En fallo unánime (causa rol 5.877-2026), la Primera Sala del tribunal de alzada –integrada por el ministro Claudio Gutiérrez Garrido, la ministra Antonella Farfarello Galletti y la abogada (i) Laura Silva Uribe– acogió la acción constitucional, tras establecer el actuar ilegal y arbitrario del recurrido al impedir el ingreso a la instalación a personal de mantención, por encontrarse pendiente una causa judicial.
“Que, de los antecedentes incorporados, especialmente del informe de Carabineros de Chile y las fotografías acompañadas, se desprende que el conflicto consiste en la obstrucción material del acceso a la planta elevadora de agua potable del sector Los Castillos por parte del recurrido. El personal policial constató el día 18 de marzo que el candado del portón se encontraba obstruido con madera, impidiendo las labores de mantenimiento del operario”, consigna el fallo.

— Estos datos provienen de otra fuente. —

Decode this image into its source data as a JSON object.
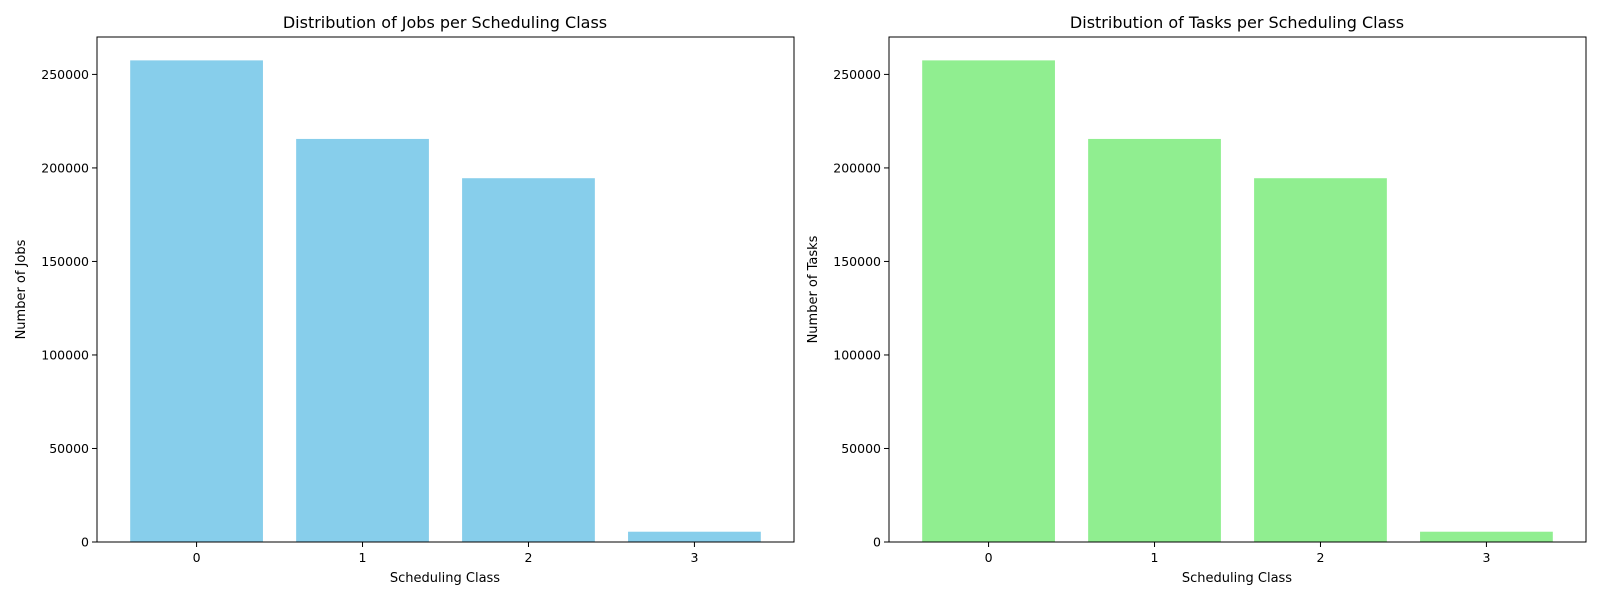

La resolución agrega que: “El Comité acompañó antecedentes que acreditan que la infraestructura sanitaria existe en dicho lugar desde el año 2004, habiendo sido ejecutada bajo el programa público ‘Chile Barrios’. Asimismo, consta un contrato de comodato celebrado el año 2004 sobre el terreno en favor de la Municipalidad de Antuco, por el plazo de noventa y nueve años desde su suscripción, con el fin de la instalación de los sistemas y plantas elevadoras de agua; constan, además, gestiones de expropiación por parte de la Dirección de Obras Hidráulicas (DOH), lo que demuestra que no se trata de una instalación reciente o clandestina”.
“Que la actuación del recurrido resulta ilegal y arbitraria, por cuanto constituye un acto de autotutela proscrito por el ordenamiento jurídico. En efecto, nadie puede hacerse justicia por propia mano ni alterar una situación de hecho preexistente y operativa –como es el funcionamiento de una planta de agua potable– mediante vías de hecho, debiendo canalizar sus pretensiones de dominio a través de las acciones legales correspondientes ante los tribunales de justicia competentes”, añade.
Para el tribunal de alzada: “El actuar denunciado amenaza directamente el derecho a la vida y a la integridad física (artículo 19 N°1) de los usuarios, toda vez que el agua potable es un elemento indispensable para la salud y subsistencia de la comunidad y la obstrucción de acceso a la planta elevadora pone en riesgo cierto y actual la continuidad de ese servicio básico”.
“Que las alegaciones del recurrido sobre su derecho de propiedad no lo habilitan para ejercer justicia por mano propia ni para comprometer unilateralmente un servicio sanitario histórico y funcional. A su vez, si bien la regularización definitiva del terreno es una materia que debe resolverse por las vías legales pertinentes, la acción de protección es idónea para restablecer el imperio del derecho frente a actos de fuerza que afectan derechos fundamentales”, concluye.
Por tanto, se resuelve:
“I.- Que SE ACOGE, sin costas, el recurso de protección deducido por Daniel Hipólito Gatica Henríquez, en representación del Comité de Agua Potable Rural Villa Los Canelos, en contra de Marcel Jesús Mellado Cardemil.
II.- Se ordena al recurrido el cese inmediato de cualquier conducta que impida, dificulte o entorpezca el libre acceso de los operarios, directivos y personal técnico del referido Comité a la planta de elevación y distribución de agua potable ubicada en el sector Los Castillos.
III.- Se prohíbe al recurrido realizar alteraciones materiales en los cierres, candados o portones de acceso a dichas instalaciones sanitarias, debiendo permitir su normal operación y mantenimiento mientras no exista una resolución judicial firme que disponga lo contrario”.